Ashwin, "large output shocks that are supply-side shocks shouldn’t be tackled via demand-side stimulus." When I wrote 'output stabilization' I was mainly referring to the fact that in order to combat hyperinflation what is needed in the first place is for output to return to 'normal'. Factories to reopen in the Ruhr, farm output to stabilize in Zimbabwe. "My only point is that a combination of fiscal contraction and/or monetary tightening can always prevent hyperinflation whatever the trigger tends to be." My fear is that combating hyperinflation (when its cause is a large fall in output) is destined to lead to deflation and depression not to a return to a low and stable inflation regime. Consider a scenario where inflation is 100% while the interbank rate is 10%. If financial assets were bearing coupons of 12% it is true that the inflation-adjusted return-on-capital of a dealer purchasing these using borrowed funds (say in the repo market or using the CB discount window) would be very low unless he increased its purchases substantially. But his capital would remain intact. A commitment by the CB to fight this inflation wave by raising rates is basically a commitment to inflict large capital losses on any (financial and real) asset holder who finances his portfolio through short-term borrowing. This action would lead to actual loss of capital and bankruptcies. It would be highly deflationary and create large stress in the markets by increasing the actual risk of principal loss on loans. In the end it would be even more destabilizing than a large inflation wave and threaten the very existence of the financial market as well as lead to a serious loss of output. If we 're talking about a supply-shock on output (even one that leads to hyperinflation) is monetary policy the right tool? If Israel bombed Iran to the ground and oil went to 300$/barrel would it be a good idea to use interest rates to combat the resulting inflation? I think it's rather different to attack an inflation wave (however large it might) than to try to move the long-run inflation expectations (something that Volcker did in 1980 for instance).

Ashwin

Kostas - when inflation is 10% and inflation is 100%, no securities are trading at 12% yield. Private firms/banks borrow at 10% and buy real assets i.e. the ones going up an average of 100% a year. There is no incentive for anyone to invest in a 12% yield asset. Hiking rates simply stops this taxpayer-funded transfer of the country's wealth to those who have access to the central bank. Even a short period of such negative real rates essentially wipes out all debts - private or public. There is no possibility of a debt-deflation cycle in such an environment. When rates are hiked and/or fiscal spending is slashed, the economy usually does just fine - the post-Weimar experience is a good example.

Kostas Kalevras

Ashwin We are talking about long-term securities and a wave of inflation.
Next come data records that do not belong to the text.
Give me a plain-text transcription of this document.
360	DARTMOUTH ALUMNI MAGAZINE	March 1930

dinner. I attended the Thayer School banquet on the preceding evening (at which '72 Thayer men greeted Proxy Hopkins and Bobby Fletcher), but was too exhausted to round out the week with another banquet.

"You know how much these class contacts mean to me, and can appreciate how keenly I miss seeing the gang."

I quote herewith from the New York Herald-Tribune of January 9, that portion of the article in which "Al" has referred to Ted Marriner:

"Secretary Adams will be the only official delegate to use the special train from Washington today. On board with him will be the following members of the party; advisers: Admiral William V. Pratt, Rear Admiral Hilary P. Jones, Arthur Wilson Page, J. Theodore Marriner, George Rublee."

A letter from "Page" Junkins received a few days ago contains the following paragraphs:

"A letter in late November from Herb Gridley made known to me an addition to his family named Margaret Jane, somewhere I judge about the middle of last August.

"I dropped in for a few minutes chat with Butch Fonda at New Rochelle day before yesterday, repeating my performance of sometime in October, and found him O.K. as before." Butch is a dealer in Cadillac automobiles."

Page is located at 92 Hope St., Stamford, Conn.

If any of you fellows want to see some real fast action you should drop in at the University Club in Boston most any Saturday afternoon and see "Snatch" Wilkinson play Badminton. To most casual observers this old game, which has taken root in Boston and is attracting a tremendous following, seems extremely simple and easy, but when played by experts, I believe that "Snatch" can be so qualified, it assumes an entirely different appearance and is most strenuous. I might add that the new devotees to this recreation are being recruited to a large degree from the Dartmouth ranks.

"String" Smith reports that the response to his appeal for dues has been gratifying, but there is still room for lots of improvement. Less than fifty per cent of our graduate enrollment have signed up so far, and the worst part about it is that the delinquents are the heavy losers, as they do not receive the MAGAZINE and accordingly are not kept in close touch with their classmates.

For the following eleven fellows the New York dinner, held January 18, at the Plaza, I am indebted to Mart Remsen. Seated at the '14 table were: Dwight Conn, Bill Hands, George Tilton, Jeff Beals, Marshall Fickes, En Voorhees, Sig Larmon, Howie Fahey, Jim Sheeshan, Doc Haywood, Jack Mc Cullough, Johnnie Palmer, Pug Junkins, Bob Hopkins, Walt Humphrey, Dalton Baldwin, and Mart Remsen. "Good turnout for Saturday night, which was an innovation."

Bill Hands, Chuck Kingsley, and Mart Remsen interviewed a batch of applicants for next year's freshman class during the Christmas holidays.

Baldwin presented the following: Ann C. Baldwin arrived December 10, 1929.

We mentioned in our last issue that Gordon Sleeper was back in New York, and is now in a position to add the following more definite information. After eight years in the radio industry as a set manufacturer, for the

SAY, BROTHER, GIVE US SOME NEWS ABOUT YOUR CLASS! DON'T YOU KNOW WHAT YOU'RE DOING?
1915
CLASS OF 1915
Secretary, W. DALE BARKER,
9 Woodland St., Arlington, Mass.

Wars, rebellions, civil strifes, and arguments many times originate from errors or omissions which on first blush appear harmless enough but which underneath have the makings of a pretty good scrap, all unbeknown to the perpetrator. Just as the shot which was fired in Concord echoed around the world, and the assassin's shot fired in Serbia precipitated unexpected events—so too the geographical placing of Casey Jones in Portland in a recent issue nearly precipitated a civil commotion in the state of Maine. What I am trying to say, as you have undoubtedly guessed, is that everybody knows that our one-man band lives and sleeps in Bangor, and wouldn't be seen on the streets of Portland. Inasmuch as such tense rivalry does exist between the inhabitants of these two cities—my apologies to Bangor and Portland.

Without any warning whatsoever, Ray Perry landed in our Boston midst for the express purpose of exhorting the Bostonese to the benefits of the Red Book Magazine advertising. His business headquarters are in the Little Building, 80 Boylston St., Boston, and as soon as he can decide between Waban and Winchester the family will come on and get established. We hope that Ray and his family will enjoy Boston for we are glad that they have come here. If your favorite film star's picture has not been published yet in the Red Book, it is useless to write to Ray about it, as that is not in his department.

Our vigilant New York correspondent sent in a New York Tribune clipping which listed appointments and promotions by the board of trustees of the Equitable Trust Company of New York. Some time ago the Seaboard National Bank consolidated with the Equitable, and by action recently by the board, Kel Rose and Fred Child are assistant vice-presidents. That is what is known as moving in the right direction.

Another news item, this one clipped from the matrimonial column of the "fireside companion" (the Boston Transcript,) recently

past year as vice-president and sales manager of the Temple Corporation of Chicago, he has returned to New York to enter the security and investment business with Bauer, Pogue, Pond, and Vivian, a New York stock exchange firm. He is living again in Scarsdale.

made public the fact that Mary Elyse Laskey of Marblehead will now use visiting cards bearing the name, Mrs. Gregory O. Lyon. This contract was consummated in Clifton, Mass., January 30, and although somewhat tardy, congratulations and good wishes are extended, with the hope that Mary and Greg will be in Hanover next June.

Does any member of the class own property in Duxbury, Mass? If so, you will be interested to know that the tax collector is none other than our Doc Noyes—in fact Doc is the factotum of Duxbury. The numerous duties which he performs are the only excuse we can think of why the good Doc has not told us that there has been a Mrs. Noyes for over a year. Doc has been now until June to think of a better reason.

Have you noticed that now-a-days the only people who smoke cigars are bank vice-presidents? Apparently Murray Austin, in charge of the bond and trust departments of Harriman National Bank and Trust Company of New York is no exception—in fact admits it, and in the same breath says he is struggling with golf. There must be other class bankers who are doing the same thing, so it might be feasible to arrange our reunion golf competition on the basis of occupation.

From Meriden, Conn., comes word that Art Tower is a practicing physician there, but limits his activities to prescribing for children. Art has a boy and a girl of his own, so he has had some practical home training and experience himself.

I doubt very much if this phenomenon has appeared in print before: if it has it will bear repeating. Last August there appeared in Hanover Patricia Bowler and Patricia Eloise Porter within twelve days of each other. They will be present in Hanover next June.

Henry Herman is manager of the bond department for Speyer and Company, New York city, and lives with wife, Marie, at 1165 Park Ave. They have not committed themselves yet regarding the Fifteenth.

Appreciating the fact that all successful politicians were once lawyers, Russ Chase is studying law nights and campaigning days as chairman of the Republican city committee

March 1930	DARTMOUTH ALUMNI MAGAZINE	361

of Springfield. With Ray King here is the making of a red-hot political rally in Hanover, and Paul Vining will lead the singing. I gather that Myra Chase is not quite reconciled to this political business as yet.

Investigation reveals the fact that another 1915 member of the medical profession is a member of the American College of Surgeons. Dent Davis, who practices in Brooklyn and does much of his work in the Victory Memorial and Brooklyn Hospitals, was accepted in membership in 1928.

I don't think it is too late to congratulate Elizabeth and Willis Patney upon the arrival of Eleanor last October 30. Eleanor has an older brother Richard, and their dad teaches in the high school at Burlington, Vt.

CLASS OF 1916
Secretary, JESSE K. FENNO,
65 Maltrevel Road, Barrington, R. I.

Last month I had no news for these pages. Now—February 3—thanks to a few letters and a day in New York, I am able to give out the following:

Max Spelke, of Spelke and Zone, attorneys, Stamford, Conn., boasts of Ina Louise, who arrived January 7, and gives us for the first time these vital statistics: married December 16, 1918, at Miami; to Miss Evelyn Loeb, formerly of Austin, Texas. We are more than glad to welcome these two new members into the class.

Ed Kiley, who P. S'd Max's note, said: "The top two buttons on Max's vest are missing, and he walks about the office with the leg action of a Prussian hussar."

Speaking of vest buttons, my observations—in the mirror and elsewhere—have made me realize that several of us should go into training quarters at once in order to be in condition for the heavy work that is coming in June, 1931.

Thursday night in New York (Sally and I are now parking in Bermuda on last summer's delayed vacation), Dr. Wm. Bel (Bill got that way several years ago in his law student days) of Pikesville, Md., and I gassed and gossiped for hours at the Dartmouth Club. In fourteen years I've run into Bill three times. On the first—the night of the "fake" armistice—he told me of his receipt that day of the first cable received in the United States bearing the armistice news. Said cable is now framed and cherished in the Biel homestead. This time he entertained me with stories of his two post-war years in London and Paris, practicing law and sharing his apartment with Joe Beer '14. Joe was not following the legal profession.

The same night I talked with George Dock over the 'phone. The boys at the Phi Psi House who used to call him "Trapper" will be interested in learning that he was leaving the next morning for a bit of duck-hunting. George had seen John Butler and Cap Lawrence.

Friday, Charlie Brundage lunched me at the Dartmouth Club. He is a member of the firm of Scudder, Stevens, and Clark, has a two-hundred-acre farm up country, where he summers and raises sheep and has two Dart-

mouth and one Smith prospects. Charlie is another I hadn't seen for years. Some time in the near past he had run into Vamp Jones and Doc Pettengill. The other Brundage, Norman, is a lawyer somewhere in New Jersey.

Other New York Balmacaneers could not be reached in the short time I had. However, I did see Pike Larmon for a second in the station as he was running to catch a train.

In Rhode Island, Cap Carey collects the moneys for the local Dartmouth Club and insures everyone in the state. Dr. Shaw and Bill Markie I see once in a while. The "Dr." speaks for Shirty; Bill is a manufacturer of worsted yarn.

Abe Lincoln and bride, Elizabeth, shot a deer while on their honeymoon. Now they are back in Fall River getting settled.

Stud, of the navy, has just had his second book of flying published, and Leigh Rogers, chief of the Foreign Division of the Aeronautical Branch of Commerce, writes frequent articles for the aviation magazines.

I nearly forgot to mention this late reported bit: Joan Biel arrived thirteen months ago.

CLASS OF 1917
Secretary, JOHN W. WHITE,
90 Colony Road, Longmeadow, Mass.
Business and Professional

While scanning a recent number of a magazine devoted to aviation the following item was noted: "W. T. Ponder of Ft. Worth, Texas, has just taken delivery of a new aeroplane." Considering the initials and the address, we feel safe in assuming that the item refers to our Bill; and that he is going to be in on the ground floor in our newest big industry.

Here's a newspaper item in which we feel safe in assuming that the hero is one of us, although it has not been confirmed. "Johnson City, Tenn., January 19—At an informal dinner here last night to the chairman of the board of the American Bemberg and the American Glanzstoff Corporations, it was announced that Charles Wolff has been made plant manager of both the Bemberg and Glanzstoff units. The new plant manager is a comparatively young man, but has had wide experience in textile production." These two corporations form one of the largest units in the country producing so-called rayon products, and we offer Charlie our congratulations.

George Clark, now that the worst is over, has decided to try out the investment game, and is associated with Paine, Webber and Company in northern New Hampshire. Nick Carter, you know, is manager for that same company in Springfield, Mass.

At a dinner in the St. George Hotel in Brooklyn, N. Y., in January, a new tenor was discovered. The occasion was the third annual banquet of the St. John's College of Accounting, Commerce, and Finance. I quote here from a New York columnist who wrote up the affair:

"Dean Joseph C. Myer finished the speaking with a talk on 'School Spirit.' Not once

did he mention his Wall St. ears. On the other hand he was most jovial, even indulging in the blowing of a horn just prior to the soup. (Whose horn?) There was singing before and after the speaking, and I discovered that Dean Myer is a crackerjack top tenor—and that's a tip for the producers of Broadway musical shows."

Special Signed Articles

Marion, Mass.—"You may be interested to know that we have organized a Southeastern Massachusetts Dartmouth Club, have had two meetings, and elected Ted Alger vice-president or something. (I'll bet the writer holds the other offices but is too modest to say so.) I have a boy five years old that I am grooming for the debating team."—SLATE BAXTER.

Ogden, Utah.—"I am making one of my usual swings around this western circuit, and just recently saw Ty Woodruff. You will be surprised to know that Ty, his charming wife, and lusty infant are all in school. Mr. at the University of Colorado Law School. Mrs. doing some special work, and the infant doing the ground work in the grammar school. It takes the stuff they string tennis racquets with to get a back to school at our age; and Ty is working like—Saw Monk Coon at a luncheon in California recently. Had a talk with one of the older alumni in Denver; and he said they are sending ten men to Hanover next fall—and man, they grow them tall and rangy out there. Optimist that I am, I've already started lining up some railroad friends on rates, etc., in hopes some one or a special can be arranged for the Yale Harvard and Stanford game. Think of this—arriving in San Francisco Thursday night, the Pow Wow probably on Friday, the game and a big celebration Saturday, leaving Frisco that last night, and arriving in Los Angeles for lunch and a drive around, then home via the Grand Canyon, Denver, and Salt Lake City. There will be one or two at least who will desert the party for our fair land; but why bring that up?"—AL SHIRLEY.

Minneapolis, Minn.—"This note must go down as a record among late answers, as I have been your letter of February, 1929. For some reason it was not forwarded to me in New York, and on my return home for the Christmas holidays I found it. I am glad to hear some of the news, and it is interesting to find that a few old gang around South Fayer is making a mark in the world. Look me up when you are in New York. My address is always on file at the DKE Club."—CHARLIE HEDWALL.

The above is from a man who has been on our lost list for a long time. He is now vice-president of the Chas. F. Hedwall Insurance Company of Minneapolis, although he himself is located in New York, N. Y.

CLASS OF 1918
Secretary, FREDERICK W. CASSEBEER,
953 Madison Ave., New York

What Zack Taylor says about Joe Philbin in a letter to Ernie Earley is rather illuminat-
How their yields will react will depend on if the private sector considers the inflation permanent and how the central bank will react (which is our question anyway) since its the one that sets the cost of funds for the economy. For a dual mandate CB (such as the Fed), the reaction is not that clear. In any case, what I am trying to say is that the CB 'reaction function' is not symmetrical. In a falling inflation environment (not negative inflation), falling interest rates provide capital gains to holders of long-term securities. When interest rates are hiked (in a unexpected manner), the CB is commiting to inflict capital losses on holders of long-term securities. At some point, interest rates hikes and the financial stability mandate start conflicting each other. No CB would be allowed to fight hyperinflation by destroying the financial sector which means that, after a certain dose of inflation, its actions happen with a lag.